Em Santo André, vizinha a São Bernardo, as notícias da greve chegaram já na sexta-feira. Isaias se lembra de ter reagido mal à greve da Scania. “A gente achou aquilo uma loucura. Como? Vai fazer greve numa sexta-feira? Como é que segura no final de semana?” Mas eles conseguiram. Na segunda-feira, continuaram com a paralisação. “A gente não acreditava.”

“Aí, umas meninas corajosas começaram a parar a seção de anéis da Cofap. Foi a nossa deixa. A gente chamava os homens de covardes. Graças às meninas dos anéis, todo mundo foi parando. Era dia 15 de maio.”

“Meninas”
As “meninas” eram poucas na categoria (em São Bernardo, não superavam os 8% do total. Na diretoria do sindicato, era zero representante). Maria Teixeira Vilella, a Mana, 60, trabalhava no Comando de Diadema e era do sindicato quando ajudou o pessoal a parar fábricas pequenas e médias. Perdeu o emprego em 1980, após uma greve. Nunca mais foi aceita em nenhuma empresa. Tornou-se costureira. “Fico triste, porque a gente dá o sangue e depois as pessoas fingem que não conhecem. Sinto-me descartável. As mulheres que brigaram naquela época, como eram poucas, ficaram marcadas. Sou metalúrgica ferrada.”
Os homens parecem mais aconchegados. “Se a gente sabia que um colega tinha ficado doente, ou estava numa pior, em meia hora corria uma lista dentro da fábrica para ajudar. Sempre tinha alguém que comprava o remédio e fazia a visita. Amigo de fábrica era melhor do que parente”, diz Isaias.

Lula, que tinha tomado posse em 21/4/1978 para o novo mandato sindical, havia dito em seu discurso de posse que “os patrões e a Fiesp só ouviriam as vozes dos trabalhadores quando eles estivessem com os braços cruzados e as máquinas paradas”.
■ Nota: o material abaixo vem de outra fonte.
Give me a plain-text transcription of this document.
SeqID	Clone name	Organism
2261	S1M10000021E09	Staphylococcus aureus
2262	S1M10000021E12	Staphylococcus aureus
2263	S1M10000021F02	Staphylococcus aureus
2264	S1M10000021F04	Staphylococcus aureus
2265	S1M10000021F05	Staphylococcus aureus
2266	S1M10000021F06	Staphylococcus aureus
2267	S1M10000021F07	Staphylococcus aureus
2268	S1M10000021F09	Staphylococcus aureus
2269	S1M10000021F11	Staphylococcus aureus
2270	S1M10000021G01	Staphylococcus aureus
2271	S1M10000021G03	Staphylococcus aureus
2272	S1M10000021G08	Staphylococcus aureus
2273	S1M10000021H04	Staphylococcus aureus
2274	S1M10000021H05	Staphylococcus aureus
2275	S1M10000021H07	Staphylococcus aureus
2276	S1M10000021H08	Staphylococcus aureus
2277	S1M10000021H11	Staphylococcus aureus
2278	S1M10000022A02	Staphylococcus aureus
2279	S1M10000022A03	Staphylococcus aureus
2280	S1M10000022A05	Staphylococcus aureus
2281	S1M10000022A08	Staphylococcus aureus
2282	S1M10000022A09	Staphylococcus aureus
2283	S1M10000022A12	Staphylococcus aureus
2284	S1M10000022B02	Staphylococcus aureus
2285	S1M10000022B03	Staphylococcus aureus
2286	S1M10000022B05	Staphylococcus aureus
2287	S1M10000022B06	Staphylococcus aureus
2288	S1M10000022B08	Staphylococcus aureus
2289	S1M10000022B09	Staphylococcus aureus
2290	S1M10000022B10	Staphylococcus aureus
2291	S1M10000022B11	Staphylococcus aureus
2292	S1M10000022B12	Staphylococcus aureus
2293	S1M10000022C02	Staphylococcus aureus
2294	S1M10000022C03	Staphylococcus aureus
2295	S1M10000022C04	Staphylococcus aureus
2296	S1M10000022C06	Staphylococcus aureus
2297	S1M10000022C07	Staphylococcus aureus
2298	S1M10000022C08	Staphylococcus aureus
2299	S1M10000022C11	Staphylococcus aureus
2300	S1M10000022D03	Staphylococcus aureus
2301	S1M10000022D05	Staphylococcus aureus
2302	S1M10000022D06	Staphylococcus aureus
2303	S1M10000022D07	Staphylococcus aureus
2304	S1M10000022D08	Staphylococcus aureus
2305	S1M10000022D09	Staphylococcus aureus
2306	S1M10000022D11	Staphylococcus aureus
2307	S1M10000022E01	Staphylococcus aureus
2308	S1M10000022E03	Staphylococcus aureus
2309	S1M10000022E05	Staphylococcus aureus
Duas semanas depois das greves em 30 empresas, das quais participaram 50 mil operários de um total de 120 mil só em São Bernardo, a Lei de Greve tornara-se um trapo. Apesar da decretação da ilegalidade do movimento, o sindicato havia conseguido de várias empresas o aumento real de salários e o não-desconto dos dias parados.
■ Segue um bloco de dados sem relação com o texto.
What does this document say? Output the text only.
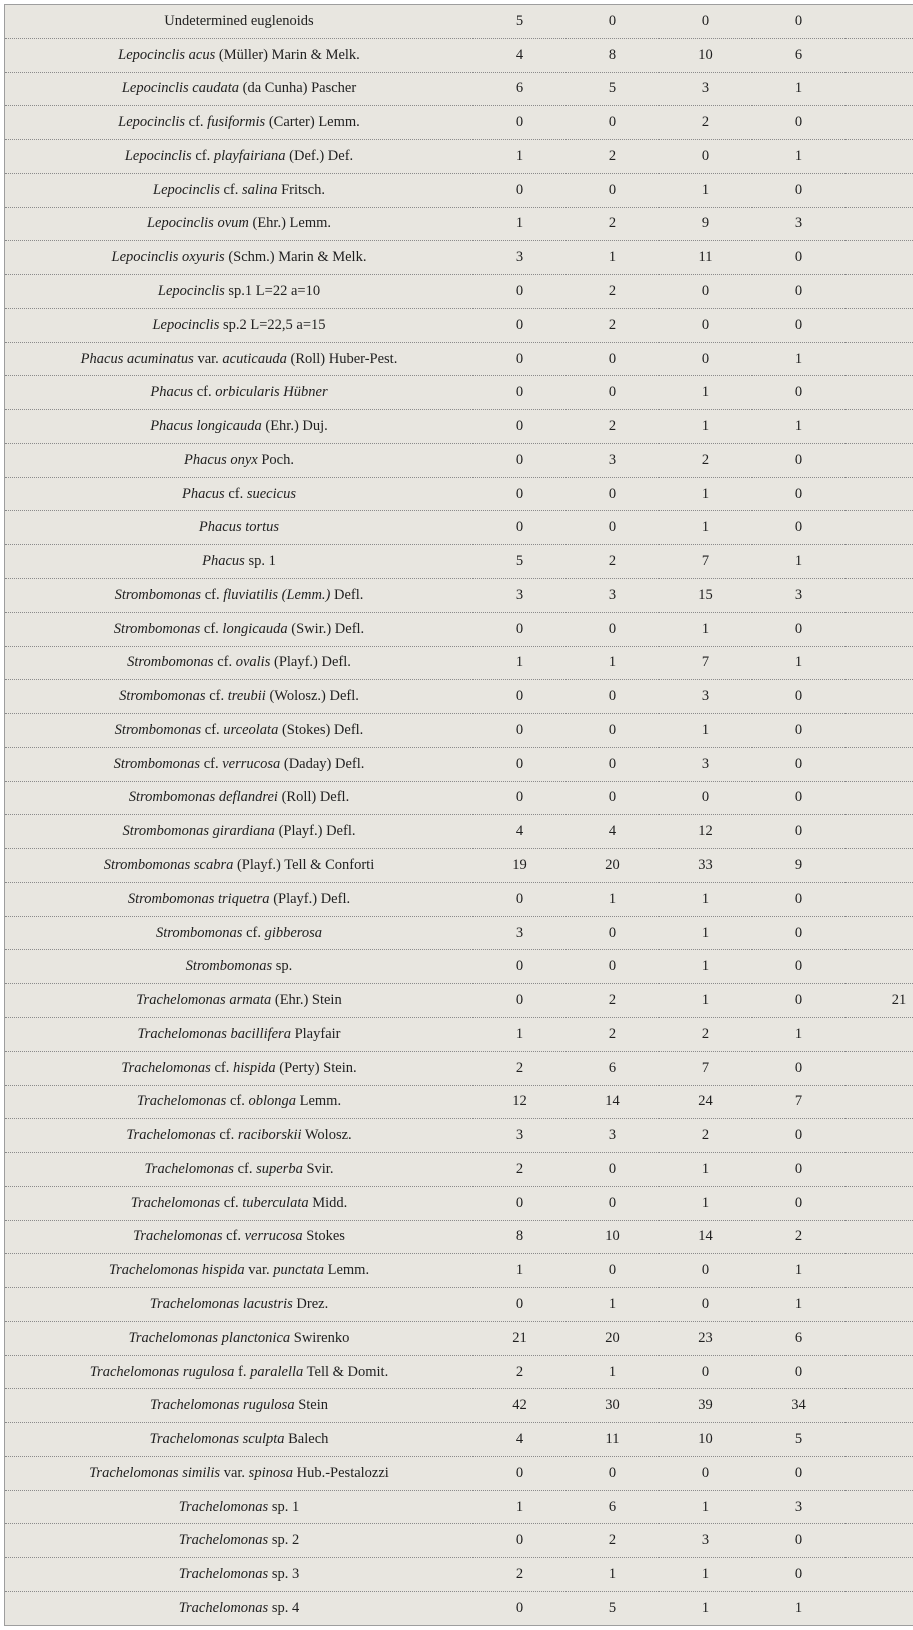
Undetermined euglenoids	5	0	0	0	
Lepocinclis acus (Müller) Marin & Melk.	4	8	10	6	
Lepocinclis caudata (da Cunha) Pascher	6	5	3	1	
Lepocinclis cf. fusiformis (Carter) Lemm.	0	0	2	0	
Lepocinclis cf. playfairiana (Def.) Def.	1	2	0	1	
Lepocinclis cf. salina Fritsch.	0	0	1	0	
Lepocinclis ovum (Ehr.) Lemm.	1	2	9	3	
Lepocinclis oxyuris (Schm.) Marin & Melk.	3	1	11	0	
Lepocinclis sp.1 L=22 a=10	0	2	0	0	
Lepocinclis sp.2 L=22,5 a=15	0	2	0	0	
Phacus acuminatus var. acuticauda (Roll) Huber-Pest.	0	0	0	1	
Phacus cf. orbicularis Hübner	0	0	1	0	
Phacus longicauda (Ehr.) Duj.	0	2	1	1	
Phacus onyx Poch.	0	3	2	0	
Phacus cf. suecicus	0	0	1	0	
Phacus tortus	0	0	1	0	
Phacus sp. 1	5	2	7	1	
Strombomonas cf. fluviatilis (Lemm.) Defl.	3	3	15	3	
Strombomonas cf. longicauda (Swir.) Defl.	0	0	1	0	
Strombomonas cf. ovalis (Playf.) Defl.	1	1	7	1	
Strombomonas cf. treubii (Wolosz.) Defl.	0	0	3	0	
Strombomonas cf. urceolata (Stokes) Defl.	0	0	1	0	
Strombomonas cf. verrucosa (Daday) Defl.	0	0	3	0	
Strombomonas deflandrei (Roll) Defl.	0	0	0	0	
Strombomonas girardiana (Playf.) Defl.	4	4	12	0	
Strombomonas scabra (Playf.) Tell & Conforti	19	20	33	9	
Strombomonas triquetra (Playf.) Defl.	0	1	1	0	
Strombomonas cf. gibberosa	3	0	1	0	
Strombomonas sp.	0	0	1	0	
Trachelomonas armata (Ehr.) Stein	0	2	1	0	21
Trachelomonas bacillifera Playfair	1	2	2	1	
Trachelomonas cf. hispida (Perty) Stein.	2	6	7	0	
Trachelomonas cf. oblonga Lemm.	12	14	24	7	
Trachelomonas cf. raciborskii Wolosz.	3	3	2	0	
Trachelomonas cf. superba Svir.	2	0	1	0	
Trachelomonas cf. tuberculata Midd.	0	0	1	0	
Trachelomonas cf. verrucosa Stokes	8	10	14	2	
Trachelomonas hispida var. punctata Lemm.	1	0	0	1	
Trachelomonas lacustris Drez.	0	1	0	1	
Trachelomonas planctonica Swirenko	21	20	23	6	
Trachelomonas rugulosa f. paralella Tell & Domit.	2	1	0	0	
Trachelomonas rugulosa Stein	42	30	39	34	
Trachelomonas sculpta Balech	4	11	10	5	
Trachelomonas similis var. spinosa Hub.-Pestalozzi	0	0	0	0	
Trachelomonas sp. 1	1	6	1	3	
Trachelomonas sp. 2	0	2	3	0	
Trachelomonas sp. 3	2	1	1	0	
Trachelomonas sp. 4	0	5	1	1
E agora? “Novas tecnologias, informática, telecomunicações, robotização e terceirização da mão-de-obra são a forma atual de exploração da classe trabalhadora. O sindicato que o Lula de então dizia que tinha de funcionar na porta de fábrica é mais necessário do que nunca”, diz Djalma Bom. “Ainda posso lutar”, diz Rubão.”